The United States seems to have learned nothing from the Vietnam disaster, in which the North Vietnamese gained all their political and military objectives and the United States was defeated in all of its goals. By the definition of the West’s military guru, Carl von Clausewitz, this was a loss. Some familiar patterns are starting to emerge:

● The guerrillas are indistinguishable from the populace at large.

● U.S. forces are confined to ground lines of communication, leaving them open to ambush after ambush. This is an insoluble problem given the reliance on wheeled and tracked vehicles.

● As in Vietnam, there are not enough troops, given the rough rule of thumb that 10 soldiers are needed for every guerrilla.

● Baghdad, like Saigon, cannot be secured.

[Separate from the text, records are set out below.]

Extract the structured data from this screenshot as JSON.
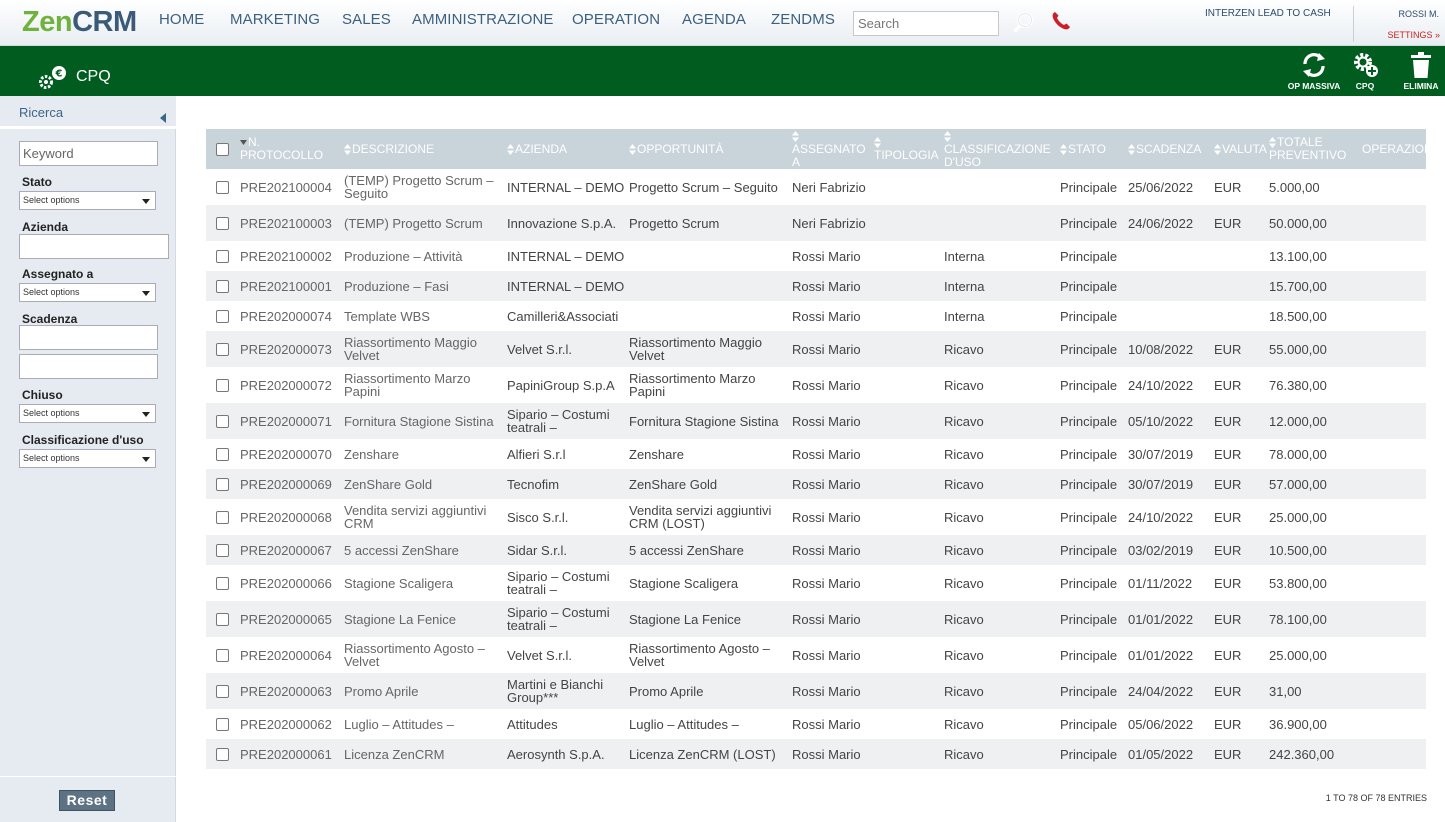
{
  "brand": {
    "zen": "Zen",
    "crm": "CRM"
  },
  "nav": {
    "items": [
      "HOME",
      "MARKETING",
      "SALES",
      "AMMINISTRAZIONE",
      "OPERATION",
      "AGENDA",
      "ZENDMS"
    ],
    "search_placeholder": "Search",
    "lead_to_cash": "INTERZEN LEAD TO CASH",
    "user": "ROSSI M.",
    "settings": "SETTINGS »"
  },
  "app": {
    "title": "CPQ",
    "tools": [
      "OP MASSIVA",
      "CPQ",
      "ELIMINA"
    ],
    "colors": {
      "header_green": "#005d1f",
      "nav_text": "#3c6080",
      "logo_green": "#6fb23c",
      "settings_red": "#cc2222"
    }
  },
  "sidebar": {
    "title": "Ricerca",
    "keyword_placeholder": "Keyword",
    "stato_label": "Stato",
    "stato_value": "Select options",
    "azienda_label": "Azienda",
    "assegnato_label": "Assegnato a",
    "assegnato_value": "Select options",
    "scadenza_label": "Scadenza",
    "chiuso_label": "Chiuso",
    "chiuso_value": "Select options",
    "classificazione_label": "Classificazione d'uso",
    "classificazione_value": "Select options",
    "reset": "Reset"
  },
  "table": {
    "columns": [
      "N. PROTOCOLLO",
      "DESCRIZIONE",
      "AZIENDA",
      "OPPORTUNITÀ",
      "ASSEGNATO A",
      "TIPOLOGIA",
      "CLASSIFICAZIONE D'USO",
      "STATO",
      "SCADENZA",
      "VALUTA",
      "TOTALE PREVENTIVO",
      "OPERAZIONI"
    ],
    "rows": [
      [
        "PRE202100004",
        "(TEMP) Progetto Scrum – Seguito",
        "INTERNAL – DEMO",
        "Progetto Scrum – Seguito",
        "Neri Fabrizio",
        "",
        "",
        "Principale",
        "25/06/2022",
        "EUR",
        "5.000,00",
        ""
      ],
      [
        "PRE202100003",
        "(TEMP) Progetto Scrum",
        "Innovazione S.p.A.",
        "Progetto Scrum",
        "Neri Fabrizio",
        "",
        "",
        "Principale",
        "24/06/2022",
        "EUR",
        "50.000,00",
        ""
      ],
      [
        "PRE202100002",
        "Produzione – Attività",
        "INTERNAL – DEMO",
        "",
        "Rossi Mario",
        "",
        "Interna",
        "Principale",
        "",
        "",
        "13.100,00",
        ""
      ],
      [
        "PRE202100001",
        "Produzione – Fasi",
        "INTERNAL – DEMO",
        "",
        "Rossi Mario",
        "",
        "Interna",
        "Principale",
        "",
        "",
        "15.700,00",
        ""
      ],
      [
        "PRE202000074",
        "Template WBS",
        "Camilleri&Associati",
        "",
        "Rossi Mario",
        "",
        "Interna",
        "Principale",
        "",
        "",
        "18.500,00",
        ""
      ],
      [
        "PRE202000073",
        "Riassortimento Maggio Velvet",
        "Velvet S.r.l.",
        "Riassortimento Maggio Velvet",
        "Rossi Mario",
        "",
        "Ricavo",
        "Principale",
        "10/08/2022",
        "EUR",
        "55.000,00",
        ""
      ],
      [
        "PRE202000072",
        "Riassortimento Marzo Papini",
        "PapiniGroup S.p.A",
        "Riassortimento Marzo Papini",
        "Rossi Mario",
        "",
        "Ricavo",
        "Principale",
        "24/10/2022",
        "EUR",
        "76.380,00",
        ""
      ],
      [
        "PRE202000071",
        "Fornitura Stagione Sistina",
        "Sipario – Costumi teatrali –",
        "Fornitura Stagione Sistina",
        "Rossi Mario",
        "",
        "Ricavo",
        "Principale",
        "05/10/2022",
        "EUR",
        "12.000,00",
        ""
      ],
      [
        "PRE202000070",
        "Zenshare",
        "Alfieri S.r.l",
        "Zenshare",
        "Rossi Mario",
        "",
        "Ricavo",
        "Principale",
        "30/07/2019",
        "EUR",
        "78.000,00",
        ""
      ],
      [
        "PRE202000069",
        "ZenShare Gold",
        "Tecnofim",
        "ZenShare Gold",
        "Rossi Mario",
        "",
        "Ricavo",
        "Principale",
        "30/07/2019",
        "EUR",
        "57.000,00",
        ""
      ],
      [
        "PRE202000068",
        "Vendita servizi aggiuntivi CRM",
        "Sisco S.r.l.",
        "Vendita servizi aggiuntivi CRM (LOST)",
        "Rossi Mario",
        "",
        "Ricavo",
        "Principale",
        "24/10/2022",
        "EUR",
        "25.000,00",
        ""
      ],
      [
        "PRE202000067",
        "5 accessi ZenShare",
        "Sidar S.r.l.",
        "5 accessi ZenShare",
        "Rossi Mario",
        "",
        "Ricavo",
        "Principale",
        "03/02/2019",
        "EUR",
        "10.500,00",
        ""
      ],
      [
        "PRE202000066",
        "Stagione Scaligera",
        "Sipario – Costumi teatrali –",
        "Stagione Scaligera",
        "Rossi Mario",
        "",
        "Ricavo",
        "Principale",
        "01/11/2022",
        "EUR",
        "53.800,00",
        ""
      ],
      [
        "PRE202000065",
        "Stagione La Fenice",
        "Sipario – Costumi teatrali –",
        "Stagione La Fenice",
        "Rossi Mario",
        "",
        "Ricavo",
        "Principale",
        "01/01/2022",
        "EUR",
        "78.100,00",
        ""
      ],
      [
        "PRE202000064",
        "Riassortimento Agosto – Velvet",
        "Velvet S.r.l.",
        "Riassortimento Agosto – Velvet",
        "Rossi Mario",
        "",
        "Ricavo",
        "Principale",
        "01/01/2022",
        "EUR",
        "25.000,00",
        ""
      ],
      [
        "PRE202000063",
        "Promo Aprile",
        "Martini e Bianchi Group***",
        "Promo Aprile",
        "Rossi Mario",
        "",
        "Ricavo",
        "Principale",
        "24/04/2022",
        "EUR",
        "31,00",
        ""
      ],
      [
        "PRE202000062",
        "Luglio – Attitudes –",
        "Attitudes",
        "Luglio – Attitudes –",
        "Rossi Mario",
        "",
        "Ricavo",
        "Principale",
        "05/06/2022",
        "EUR",
        "36.900,00",
        ""
      ],
      [
        "PRE202000061",
        "Licenza ZenCRM",
        "Aerosynth S.p.A.",
        "Licenza ZenCRM (LOST)",
        "Rossi Mario",
        "",
        "Ricavo",
        "Principale",
        "01/05/2022",
        "EUR",
        "242.360,00",
        ""
      ]
    ],
    "info": "1 TO 78 OF 78 ENTRIES"
  }
}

● We are back to the future in giving body counts, which in Vietnam so damaged the integrity of the officer corps by inducing lying on a large scale and the counting of civilian dead as enemy casualties.

● U.S. troops are again confined to large fortified bases between operations, leaving most of the countryside and towns to the resistance.

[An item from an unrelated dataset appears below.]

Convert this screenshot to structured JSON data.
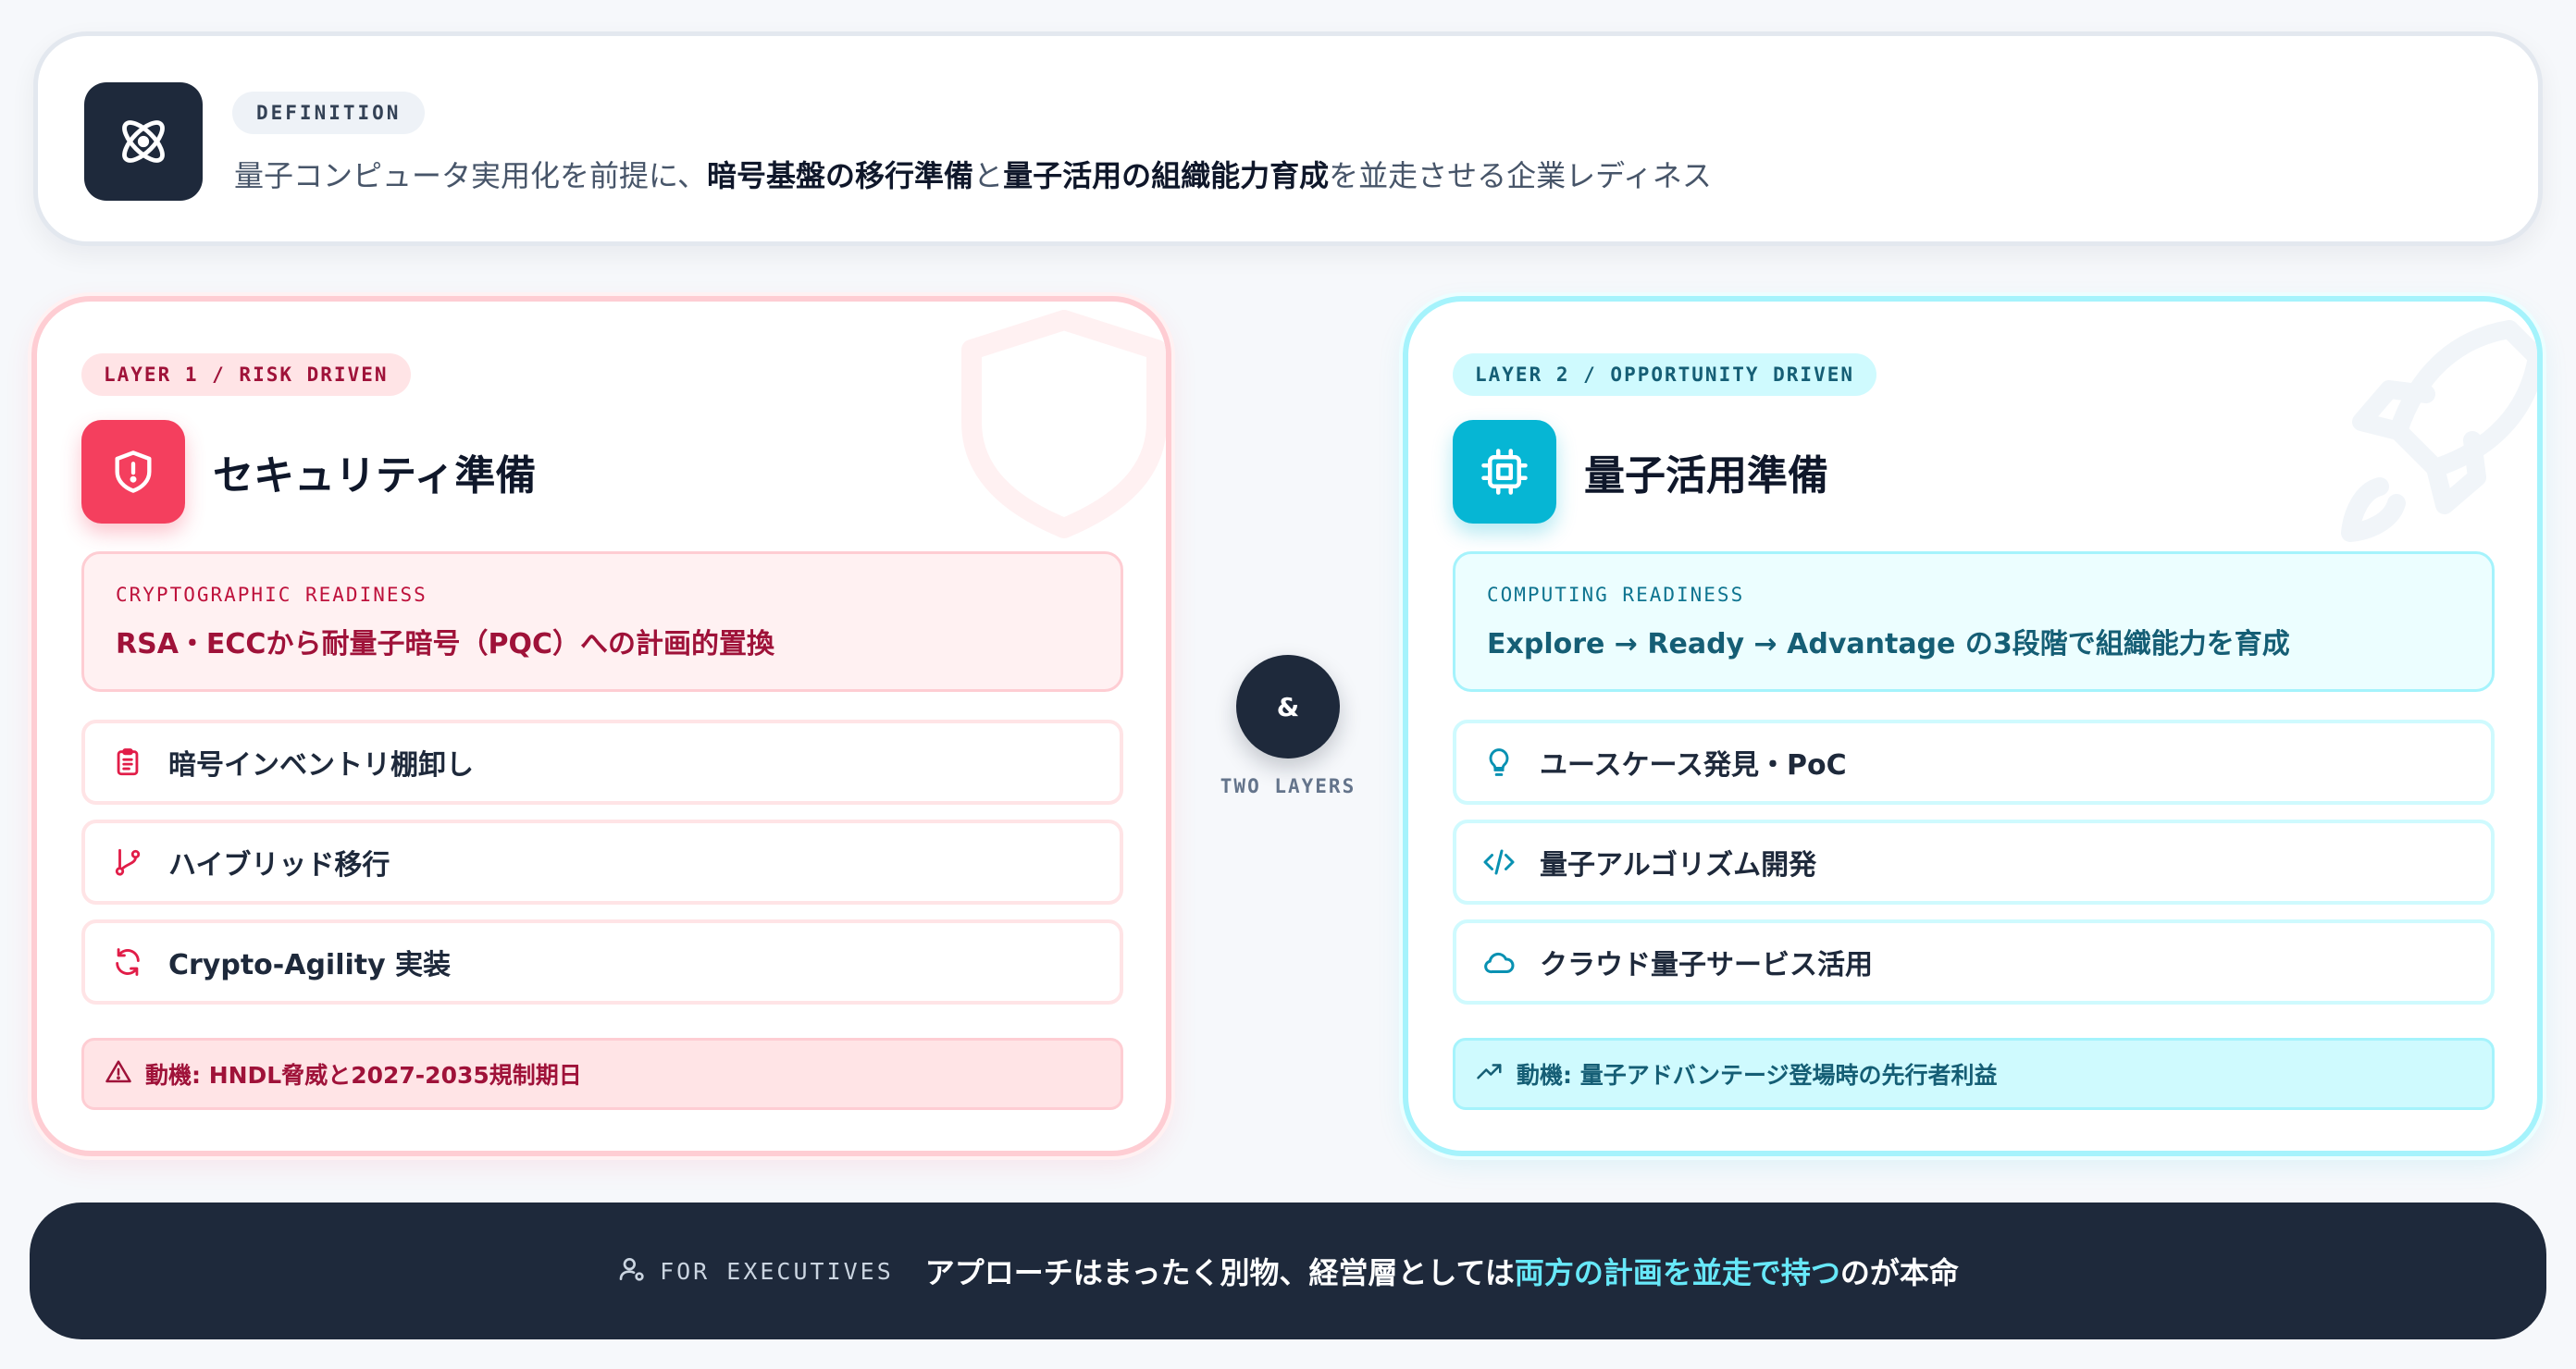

● Large sweeps - search-and-destroy operations so unsuccessful in Vietnam - are back in fashion, with apparently similar results.

● Troop rotation is again a problem, for soldiers rotate home when they have finally honed their combat skills.

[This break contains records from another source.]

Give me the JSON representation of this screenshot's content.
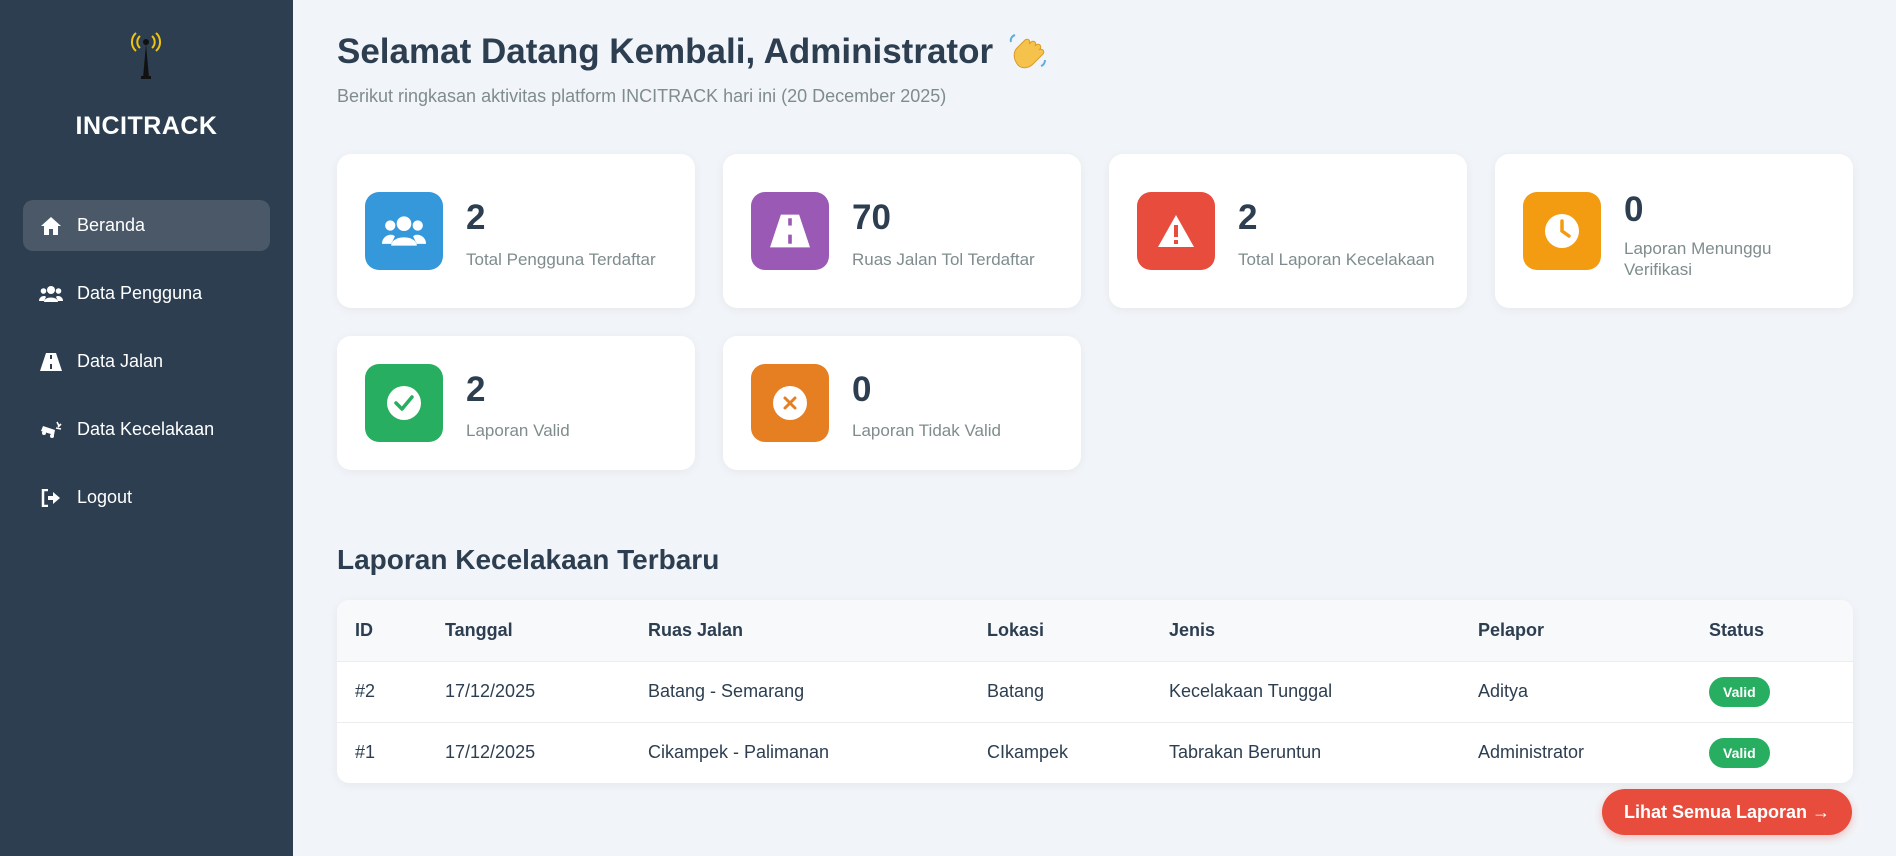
{
  "sidebar": {
    "brand": "INCITRACK",
    "logo_icon": "antenna-tower-icon",
    "items": [
      {
        "label": "Beranda",
        "icon": "home-icon",
        "active": true
      },
      {
        "label": "Data Pengguna",
        "icon": "users-icon",
        "active": false
      },
      {
        "label": "Data Jalan",
        "icon": "road-icon",
        "active": false
      },
      {
        "label": "Data Kecelakaan",
        "icon": "car-crash-icon",
        "active": false
      },
      {
        "label": "Logout",
        "icon": "logout-icon",
        "active": false
      }
    ]
  },
  "header": {
    "title": "Selamat Datang Kembali, Administrator",
    "emoji_icon": "waving-hand-icon",
    "subtitle": "Berikut ringkasan aktivitas platform INCITRACK hari ini (20 December 2025)"
  },
  "stats": [
    {
      "value": "2",
      "label": "Total Pengguna Terdaftar",
      "icon": "users-icon",
      "color": "#3498db"
    },
    {
      "value": "70",
      "label": "Ruas Jalan Tol Terdaftar",
      "icon": "road-icon",
      "color": "#9b59b6"
    },
    {
      "value": "2",
      "label": "Total Laporan Kecelakaan",
      "icon": "warning-icon",
      "color": "#e74c3c"
    },
    {
      "value": "0",
      "label": "Laporan Menunggu Verifikasi",
      "icon": "clock-icon",
      "color": "#f39c12"
    },
    {
      "value": "2",
      "label": "Laporan Valid",
      "icon": "check-circle-icon",
      "color": "#27ae60"
    },
    {
      "value": "0",
      "label": "Laporan Tidak Valid",
      "icon": "x-circle-icon",
      "color": "#e67e22"
    }
  ],
  "recent": {
    "title": "Laporan Kecelakaan Terbaru",
    "columns": [
      "ID",
      "Tanggal",
      "Ruas Jalan",
      "Lokasi",
      "Jenis",
      "Pelapor",
      "Status"
    ],
    "rows": [
      [
        "#2",
        "17/12/2025",
        "Batang - Semarang",
        "Batang",
        "Kecelakaan Tunggal",
        "Aditya",
        "Valid"
      ],
      [
        "#1",
        "17/12/2025",
        "Cikampek - Palimanan",
        "CIkampek",
        "Tabrakan Beruntun",
        "Administrator",
        "Valid"
      ]
    ],
    "status_color": "#27ae60",
    "see_all_label": "Lihat Semua Laporan →"
  }
}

● Like the South Vietnamese army, which had many brave soldiers, the Iraqi security forces cannot stand up to the resistance given the vulnerability of their families to retribution.

● Reports of torture and the killing of prisoners by U.S. troops have been publicized worldwide. At this writing, the International Committee of the Red Cross has accused the United States of torturing prisoners at its Guantanamo Bay prison.

● Like some Vietnam veterans in an earlier age, some Iraq veterans have formed a similar organization, Iraq Veterans Against the War, to oppose the U.S. intervention there.

● As in Vietnam, terror works.

One thing we wish U.S. officials had not done was to ensconce themselves in the palaces vacated by Saddam Hussein and other top regime officials - the symbolism was dreadful but apparently lost on the obtuse administrators sent to govern Iraq.

One unforeseen - by Washington, at least - result of the war on Iraq is the exposure of the relative weakness of America’s ground forces. Specialists in this field have long known this. Many strategic thinkers have noted that since Vietnam, care had been taken to limit American wars to small states such as Panama, Grenada and the like. But relatively small wars in Afghanistan and Iraq have stretched and exhausted U.S. ground forces and caused heavy reliance on the reserve troops, most of whom were ill prepared for war. Thus, Iran could say it did not worry much about being invaded by the United States because few American troops were left for the job. The United States does not even want to consider a fight with the tough million-man North Korean army. Any serious fight with Russia, China, India, Pakistan, Indonesia or other large country would be problematic because U.S. conventional forces are not strong enough to prevail.

What is the outlook for the war in Iraq? For the answer, we must look back to Vietnam, where there was no good way out. The United States, exhausted like France before it by the grignotage - the slow bleeding of its forces by the enemy - simply stopped fighting. In the words of former NATO Land Forces commander Gen. Sir Walter Walker, the Paris Peace Accord was for the United States a "fig leaf to cover a scuttle." How will we end the war in Iraq, where the United States is again stuck fast? It cannot win, and to save face it cannot get out.

Are we slow learners, victims of insufferable hubris or both? It is true: Plus ca change, plus ca la meme chose - the more things change, the more they stay the same.

 


Peter Dunn, now retired, served as a colonel in the U.S. Air Force.